HONG KONG — After rising steeply for many years, emissions of three important pollutants began to decline last year, China’s Ministry of Environmental Protection announced Thursday as part of an annual report.
Total levels of pollution in China’s lakes, rivers and coastal waters still rose, however, as more pollutants continued to flow into them, the ministry said. And the air in many Chinese cities remained severely polluted.
The ministry said that emissions of sulfur dioxide, mainly from coal-fired power plants and the primary cause of acid rain, declined 4.66 percent last year. The Chinese government has pursued a stringent program that requires power plants to cleanse most of the sulfur dioxide from their flue gases before they are released into the atmosphere. Environmentalists had expected the program to show success.
Emissions of organic pollutants into waterways, as measured by tests of chemical oxygen demand, declined by 3.14 percent last year, the ministry said. Industries reduced their discharges of solid waste into the air and water by 8.1 percent.
Ma Jun, a prominent environmentalist in Beijing, said that while the calculations may be accurate, the overall levels of pollutants are still far higher than the environment can tolerate, particularly in China’s waters.
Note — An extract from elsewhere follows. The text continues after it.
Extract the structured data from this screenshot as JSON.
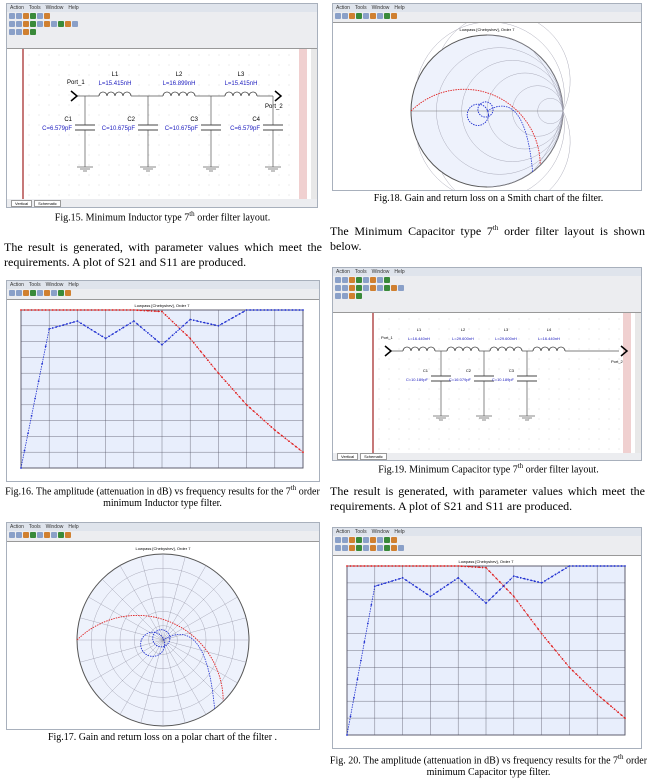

“We need to have the understanding this is just the turning point in pollution discharges, this isn’t the turning point in the environment,” he said.
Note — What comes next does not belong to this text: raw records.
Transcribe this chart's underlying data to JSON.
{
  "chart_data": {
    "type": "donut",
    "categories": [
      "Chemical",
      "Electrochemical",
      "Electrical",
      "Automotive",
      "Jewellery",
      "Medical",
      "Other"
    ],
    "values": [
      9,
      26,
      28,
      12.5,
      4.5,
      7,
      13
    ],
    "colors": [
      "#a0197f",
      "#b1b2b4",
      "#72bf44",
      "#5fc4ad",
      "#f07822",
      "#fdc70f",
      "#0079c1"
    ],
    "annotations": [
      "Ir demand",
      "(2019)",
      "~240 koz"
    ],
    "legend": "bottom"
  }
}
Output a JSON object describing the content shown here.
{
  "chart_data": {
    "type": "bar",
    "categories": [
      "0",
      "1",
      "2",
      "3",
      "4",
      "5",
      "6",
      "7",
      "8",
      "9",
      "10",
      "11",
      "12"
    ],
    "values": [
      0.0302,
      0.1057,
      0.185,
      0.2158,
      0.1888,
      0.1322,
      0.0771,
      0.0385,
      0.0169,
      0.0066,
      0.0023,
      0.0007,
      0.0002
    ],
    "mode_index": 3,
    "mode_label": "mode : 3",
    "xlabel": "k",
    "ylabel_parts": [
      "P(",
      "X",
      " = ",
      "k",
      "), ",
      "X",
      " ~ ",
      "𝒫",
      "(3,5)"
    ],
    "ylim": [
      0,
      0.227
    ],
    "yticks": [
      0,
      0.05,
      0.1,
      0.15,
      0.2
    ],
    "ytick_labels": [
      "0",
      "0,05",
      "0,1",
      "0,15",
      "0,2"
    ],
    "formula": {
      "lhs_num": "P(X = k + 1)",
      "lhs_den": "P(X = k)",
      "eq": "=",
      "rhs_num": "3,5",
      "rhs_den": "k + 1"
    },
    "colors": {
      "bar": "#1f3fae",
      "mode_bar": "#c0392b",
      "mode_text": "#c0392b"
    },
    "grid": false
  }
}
The Chinese government is trying hard to convince the world that the severe air pollution in Beijing is improving and that it will not imperil the health of athletes in the Olympics there in August. Atmospheric scientists have questioned whether local governments in Beijing, Guangzhou and other big Chinese cities are placing air pollution sensors where pollution is below average.
The Environmental Ministry said the percentage of China’s coastal waters rated at the worst possible level of pollution rose to 25.4 percent last year, from 24.3 percent a year earlier. Coastal waters in good condition dropped to 62.8 percent from 67.7 percent.
The proportion of Chinese cities with fairly good air quality was practically unchanged last year, while the number of extremely polluted cities declined.
Air quality tends to improve faster than water quality in China when pollution is reduced. Fresh air typically flows in from Siberia and Central Asia, while China’s polluted air is wafted east across the Korean Peninsula, Taiwan and Japan, with some pollution reaching the United States.
The pollutants identified in the report as showing improvement, particularly sulfur dioxide, tended to be those emitted by relatively few factories and power plants, many of them owned or controlled by the state. That makes it easier to limit pollution.
Air quality experts calculate that up to 90 percent of deaths from air pollution are caused by tiny particles of soot. The biggest contributors in cities are trucks. The ministry provided no figures on Thursday for emissions of such particles.
China Daily, the official English-language newspaper, separately reported that factories around Lake Tai, China’s third largest body of fresh water, will now be subject to penalties five times what they had been for polluting, under rules adopted last year by Jiangsu Province and taking effect on Thursday. The lake had a severe outbreak of blue-green algae in May 2007 that was linked to pollution.